Hingga suatu hari kejadian itu terjadi padaku. Kata ketua tingkat, di belakang kampus ada danau biru loh. Danaunya indah dan airnya pun jernih, kata Zahrah kepada kami ketika usai salat Asar di masjid kampus. Nayla ke masjid, Nayla salat Asar, Nayla keluar masjid, Nayla pulang, hati-hati di jalan, isi pesan singkat dari nomor yang tak kukenal. Hingga akhirnya, kami pun berangkat menuju danau biru itu. Tak ada firasat apapun mengenai hari itu. Brakkkk.. sssttt. Rem cakram motorku dan pasir di pinggir jalan membuatku jatuh tersungkur ke depan di pertigaan jalan menuju danau itu. Astaghfirullah.., serentak Zahrah dan Bunga Langsung saja, Ummu, Zahrah, Bunga, dan Fitri langsung menghampiriku. Untungnya, ada rombongan mahasiswa tepat di belakang motor kami. Jadi, mereka membantuku juga untuk bangun dan membersihkan luka di bibir dan dagu serta lututku. Adek baik-baik saja?, Tanya salah satu mahasiswa di antara mereka sambil ingin memegang wajahku. Tapi, Zahrah dengan gesitnya langsung mengalihkan wajahku sebelum Dia memegang wajahku.

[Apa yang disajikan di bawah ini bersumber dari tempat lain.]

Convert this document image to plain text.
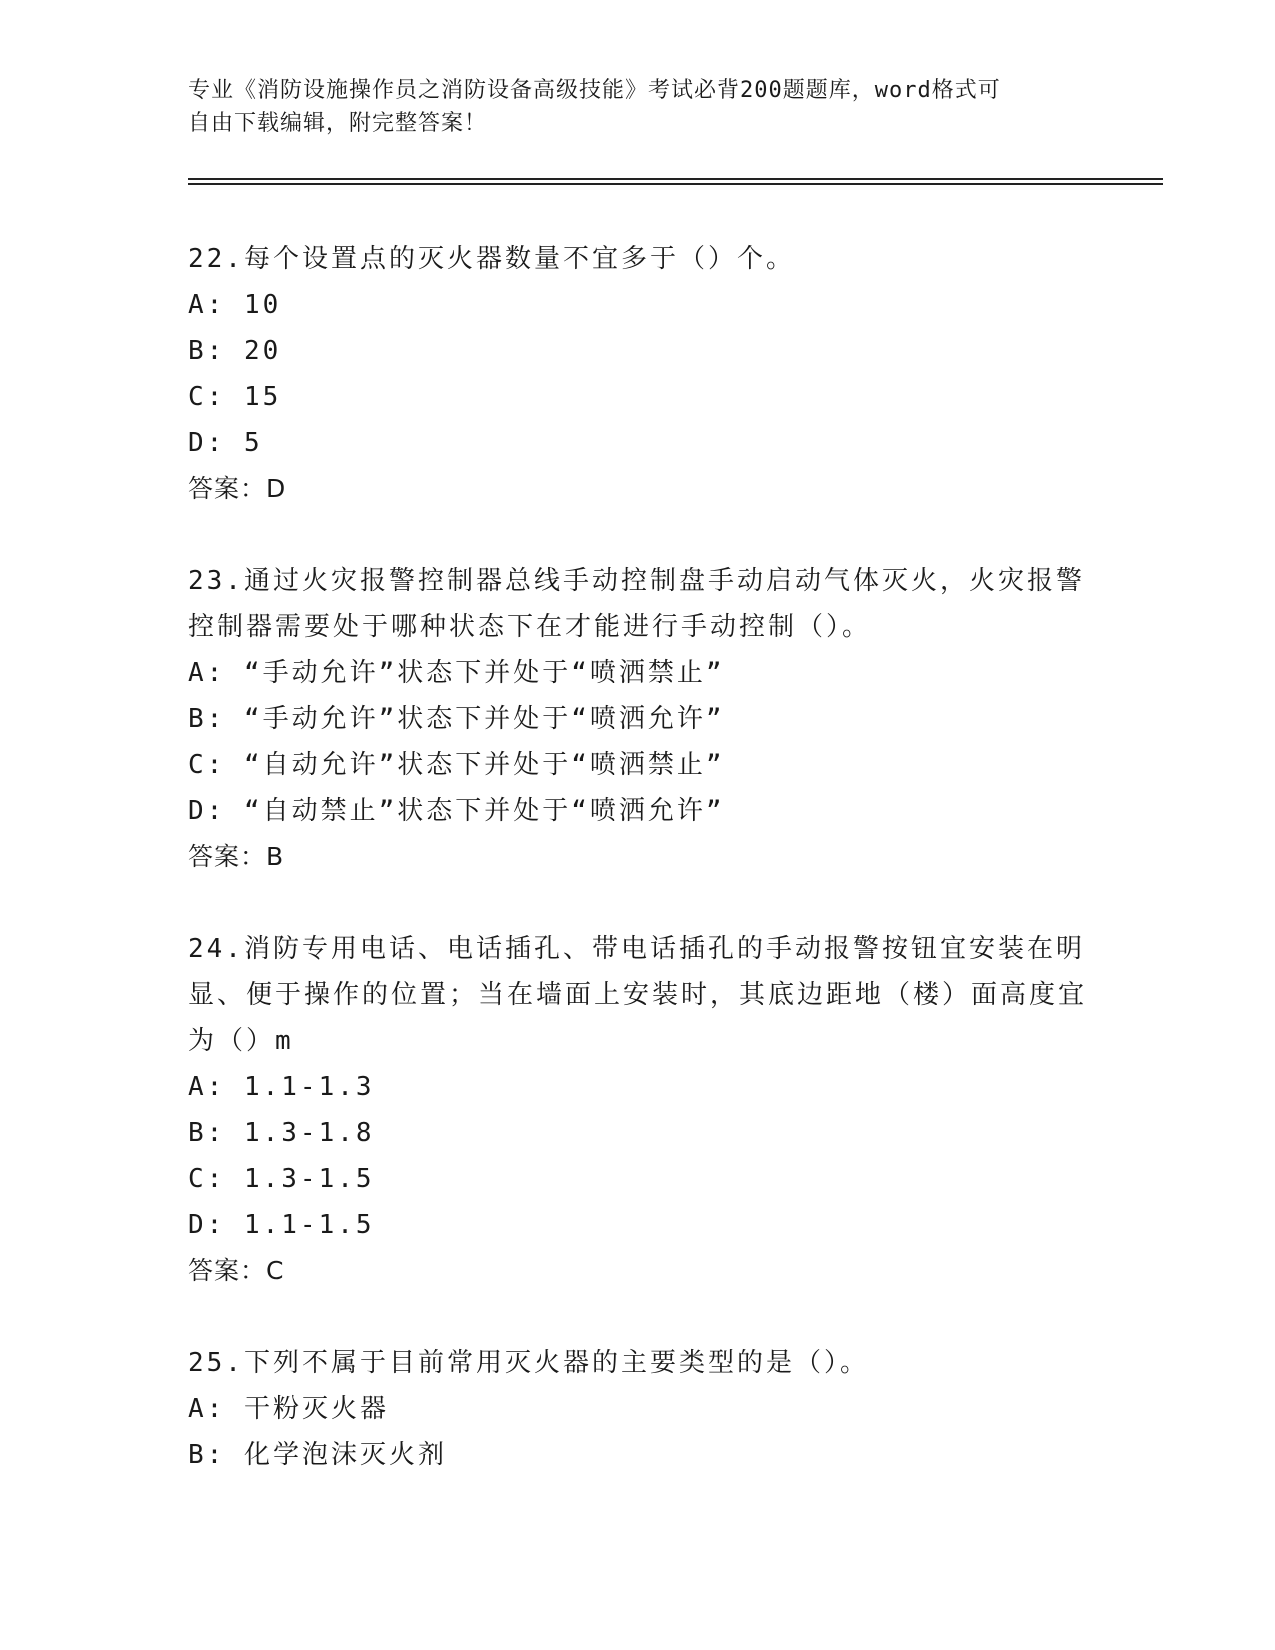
专业《消防设施操作员之消防设备高级技能》考试必背200题题库，word格式可
自由下载编辑，附完整答案！
22.每个设置点的灭火器数量不宜多于（）个。
A: 10
B: 20
C: 15
D: 5
答案：D
23.通过火灾报警控制器总线手动控制盘手动启动气体灭火，火灾报警控制器需要处于哪种状态下在才能进行手动控制（）。
A: “手动允许”状态下并处于“喷洒禁止”
B: “手动允许”状态下并处于“喷洒允许”
C: “自动允许”状态下并处于“喷洒禁止”
D: “自动禁止”状态下并处于“喷洒允许”
答案：B
24.消防专用电话、电话插孔、带电话插孔的手动报警按钮宜安装在明显、便于操作的位置；当在墙面上安装时，其底边距地（楼）面高度宜为（）m
A: 1.1-1.3
B: 1.3-1.8
C: 1.3-1.5
D: 1.1-1.5
答案：C
25.下列不属于目前常用灭火器的主要类型的是（）。
A: 干粉灭火器
B: 化学泡沫灭火剂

Ini tissue Dek, sini biar kakak saja yang membersihkan wajahmu, kata salah satu mahasiswi di rombongan tersebut dengan raut muka cemas. Motor melaju kencang menuju rumahku yang jaraknya lumayan jauh, dengan rasa sakit di dada, lutut, dan wajahku yang tak bisa kutahan. Air mataku pun menetes dan membasahi jilbab pink ku yang kotor dengan lumuran tanah. Kak Nayla kenapa? Kok bibirnya membengkak?, Tanya adikku penasaran Aku tak mampu mengucap satu kata pun. Aku hanya melihatnya di ruang tamu dengan langkah kaki yang pincang dan dirangkul oleh Zahra dan Bunga menuju ke kamar pink ku. Kulihat ponselku sambil rebahan di kasur hello kitty ku. Nayla kecelakaan, Nayla sakit, Nayla sudah sampai di rumah Isi pesan singkat dari nomor yang tak kukenal selama ini. Hati ini semakin takut, Sebenarnya Dia itu siapa? Bagaimana bisa dia mengetahui keadaanku sampai sedetail itu?, kataku kepada keempat sahabatku. Iya yach, kok Dia bisa tahu sich keadaan ukhti sekarang ini. Berarti waktu di tempat kejadian tadi, dia juga berada di sana. Tapi, yang mana yach?, jawab Bunga dengan raut muka penasaran. Mungkin saja Dia itu jin kali yach? Bisa menghilang kapan saja Dia mau, kata Zahrah tak mau kalah. Suasana malam itu pun menjadi riuh dengan lelucon mereka hingga Aku pun tertawa sendiri dengan perlakuan orang itu. Rasa sakitku pun seakan hilang sedikit dengan

lelucon mereka saat itu. Aku juga sudah bisa berbicara sedikit walaupun rasa sakit di bibirku belum hilang. Suasana kembali tenang ketika mereka berdua telah pulang ke rumah kontrakannya. Nenekku menyuruhku ke dokter samping rumahku untuk check up kesehatanku akibat kecelakaan tadi. Alhamdulillah, hasilnya tidak terlalu mencemaskan. Hanya beberapa macam obat saja yang diberikan dokter dan harus istirahat yang cukup. Keesokon harinya, Aku tak ke kampus. Dadaku terasa sakit sekali. Aku pun tak sanggup mengendarai motor itu untuk jarak yang jauh. Berhari-hari Aku tak ke kampus hanya gara-gara kecelakaan itu. Asslamualaikum, bagaimana keadaannya?, isi pesan singkat dari salah satu temanku Inbox ku pun penuh dengan pertanyaan kabar keadaanku setelah kecelakaan, baik itu dari teman kelas, seniorku, abiku, maupun dari mereka yang selalu menelpon ku selama ini. Ternyata kabar kecelakaanku telah menyebar hingga satu angkatan di jurusanku maupun seniorku mengetahuinya. Tiga hari sejak kejadian itu, Aku pun kembali beraktivitas di kampus dengan menggunkan masker. Hingga saat itu, tak ada lagi pesan singkat yang kuterima dari nomor yang tak kukenal itu. Dia bagaikan angin lalu yang singgah di kehidupanku. Tapi, senior baik dari jurusanku maupun dari jurusan lain masih saja tetap menggangguku seperti biasa. Seakan mereka menjadi penyiksa batinku. Mereka tahu, aku hanya ingin mencari seorang pendamping hidup, bukan seorang pendamping sementara. Tapi, mereka terus saja mengganguku dengan keyakinan mereka akan menungguku 4 tahun kemudian. Tapi, ku kembali teringat dengan pencerahan hati yang dilantunkan Murabbiahku, Kak Izzah tempo hari yang lalu bahwa apapun yang

terjadi pada diri seorang hamba pasti Allah akan memberikannya jalan keluar yang tak terduga jika mereka mau bersabar dan tetap pada keyakinan pada agamanya. Buat para sahabatku, syukran atas perhatian dan saran yang telah kalian berikan padaku selama ini. Semoga jalinan ukhuwah kita kan tetap abadi hingga maut memisahkan.